White beans and tomatoes make this chicken chili flavorful and satisfying. Serve with your favorite garnishes along with freshly baked cornbread Feel free to use pinto beans or black beans if you prefer.
PrintChicken Chili With Beans
This rich and flavorful chicken chili is made with white beans and tomatoes. Garnish servings with sour cream or guacamole.
- Prep Time: 15 minutes
- Cook Time: 20 minutes
- Total Time: 35 minutes
- Yield: 6 servings 1x
- Category: Chicken, Chili, Beans
- Method: Simmer
- Cuisine: Tex-Mex
Ingredients
Scale
- 1 tablespoon olive oil
- 2 cups chopped onion
- 4 large garlic cloves (minced)
- 1 1/2 pounds boneless chicken breasts (or chicken tenderloins, cut into cubes)
- 1 large jalapeño pepper (seeded, finely chopped)

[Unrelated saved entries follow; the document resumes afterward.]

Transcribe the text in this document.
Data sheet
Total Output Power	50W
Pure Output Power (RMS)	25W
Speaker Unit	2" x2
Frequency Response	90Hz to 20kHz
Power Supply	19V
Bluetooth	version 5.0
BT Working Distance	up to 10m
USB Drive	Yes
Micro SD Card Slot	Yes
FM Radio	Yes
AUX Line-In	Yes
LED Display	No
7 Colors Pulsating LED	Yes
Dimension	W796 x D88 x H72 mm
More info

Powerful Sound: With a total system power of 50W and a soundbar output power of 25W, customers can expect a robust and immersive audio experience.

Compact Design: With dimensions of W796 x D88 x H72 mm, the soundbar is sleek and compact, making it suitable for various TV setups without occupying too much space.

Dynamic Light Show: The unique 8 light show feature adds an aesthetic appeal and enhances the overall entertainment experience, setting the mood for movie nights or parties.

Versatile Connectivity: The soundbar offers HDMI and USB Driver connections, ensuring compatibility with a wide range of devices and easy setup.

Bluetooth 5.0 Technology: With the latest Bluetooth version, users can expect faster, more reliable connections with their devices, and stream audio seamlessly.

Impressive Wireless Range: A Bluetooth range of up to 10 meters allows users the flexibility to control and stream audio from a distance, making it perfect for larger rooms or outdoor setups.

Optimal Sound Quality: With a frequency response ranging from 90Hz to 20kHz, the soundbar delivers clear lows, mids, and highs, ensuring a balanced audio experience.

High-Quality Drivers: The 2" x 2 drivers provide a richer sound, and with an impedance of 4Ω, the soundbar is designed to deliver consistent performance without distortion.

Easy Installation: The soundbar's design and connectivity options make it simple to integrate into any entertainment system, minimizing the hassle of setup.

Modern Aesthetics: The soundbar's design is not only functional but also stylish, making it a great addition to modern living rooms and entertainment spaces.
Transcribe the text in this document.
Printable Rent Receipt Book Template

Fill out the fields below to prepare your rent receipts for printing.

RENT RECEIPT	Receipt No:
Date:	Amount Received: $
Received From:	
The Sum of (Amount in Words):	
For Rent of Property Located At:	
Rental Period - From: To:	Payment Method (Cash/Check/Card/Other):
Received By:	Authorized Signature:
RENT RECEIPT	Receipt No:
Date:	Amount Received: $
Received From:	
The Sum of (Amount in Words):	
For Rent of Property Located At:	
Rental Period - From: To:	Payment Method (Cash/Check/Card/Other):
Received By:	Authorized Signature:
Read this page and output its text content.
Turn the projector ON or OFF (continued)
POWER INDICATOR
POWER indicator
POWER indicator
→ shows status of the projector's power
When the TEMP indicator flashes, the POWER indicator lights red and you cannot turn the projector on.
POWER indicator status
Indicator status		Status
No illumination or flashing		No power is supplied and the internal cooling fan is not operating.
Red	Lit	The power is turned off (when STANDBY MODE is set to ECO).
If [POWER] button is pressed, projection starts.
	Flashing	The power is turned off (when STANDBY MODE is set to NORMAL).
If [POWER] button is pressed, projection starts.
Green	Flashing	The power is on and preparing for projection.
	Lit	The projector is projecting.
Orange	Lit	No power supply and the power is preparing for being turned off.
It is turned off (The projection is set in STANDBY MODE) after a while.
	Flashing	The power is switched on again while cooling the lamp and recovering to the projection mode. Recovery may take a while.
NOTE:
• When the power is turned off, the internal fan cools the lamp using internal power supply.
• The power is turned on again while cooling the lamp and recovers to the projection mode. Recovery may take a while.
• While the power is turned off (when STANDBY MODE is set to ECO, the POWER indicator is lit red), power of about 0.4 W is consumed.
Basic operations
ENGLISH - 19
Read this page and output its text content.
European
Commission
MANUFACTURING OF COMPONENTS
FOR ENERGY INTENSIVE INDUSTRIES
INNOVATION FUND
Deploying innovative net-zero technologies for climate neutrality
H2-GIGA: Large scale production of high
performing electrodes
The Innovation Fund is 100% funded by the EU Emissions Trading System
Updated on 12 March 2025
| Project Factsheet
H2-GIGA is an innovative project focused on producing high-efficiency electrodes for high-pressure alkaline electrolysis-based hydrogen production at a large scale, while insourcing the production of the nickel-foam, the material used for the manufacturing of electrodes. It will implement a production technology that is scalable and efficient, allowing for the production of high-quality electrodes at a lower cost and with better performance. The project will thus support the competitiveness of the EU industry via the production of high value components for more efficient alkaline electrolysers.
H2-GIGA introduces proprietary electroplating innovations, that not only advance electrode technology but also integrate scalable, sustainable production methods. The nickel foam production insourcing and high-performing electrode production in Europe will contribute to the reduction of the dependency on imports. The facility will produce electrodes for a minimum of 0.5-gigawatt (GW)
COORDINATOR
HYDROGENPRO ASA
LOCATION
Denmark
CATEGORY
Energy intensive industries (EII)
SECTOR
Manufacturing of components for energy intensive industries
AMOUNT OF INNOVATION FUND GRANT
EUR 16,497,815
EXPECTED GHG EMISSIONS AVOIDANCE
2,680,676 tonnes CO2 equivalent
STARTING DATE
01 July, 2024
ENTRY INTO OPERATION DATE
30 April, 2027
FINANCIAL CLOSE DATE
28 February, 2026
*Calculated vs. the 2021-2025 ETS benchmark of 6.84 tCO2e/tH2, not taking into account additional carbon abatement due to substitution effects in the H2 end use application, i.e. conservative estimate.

- 1 teaspoon ground coriander
- 2 teaspoons ground cumin
- 2 (14.5-ounce) cans diced tomatoes
- 2 (16-ounce) cans white beans (drained and rinsed)
- juice of 1 lime
- 2 cups frozen corn kernels (thawed)
- 1/2 teaspoon salt (or to taste)
- 1/4 teaspoon ground black pepper
- 1/2 cup sour cream (or guacamole)
- 1/4 cup finely chopped red onion
- 2 tablespoons chopped cilantro
Instructions
- Heat the olive oil in a large nonstick saucepan over medium-high heat. When the oil is shimmering, add the chopped onion and garlic; sauté until onion is translucent and just begins to brown.
- Add the cubed chicken to the skillet and brown on all sides; add chopped jalapeño, coriander, cumin, diced tomatoes, and beans. Reduce heat to low and simmer for about 5 minutes; add the juice of one lime and stir in the corn kernels. Season with salt and pepper, to taste.
- Cook chicken chili, stirring occasionally, for 5 minutes longer.
- Serve with sour cream or guacamole, chopped red onion, and chopped cilantro.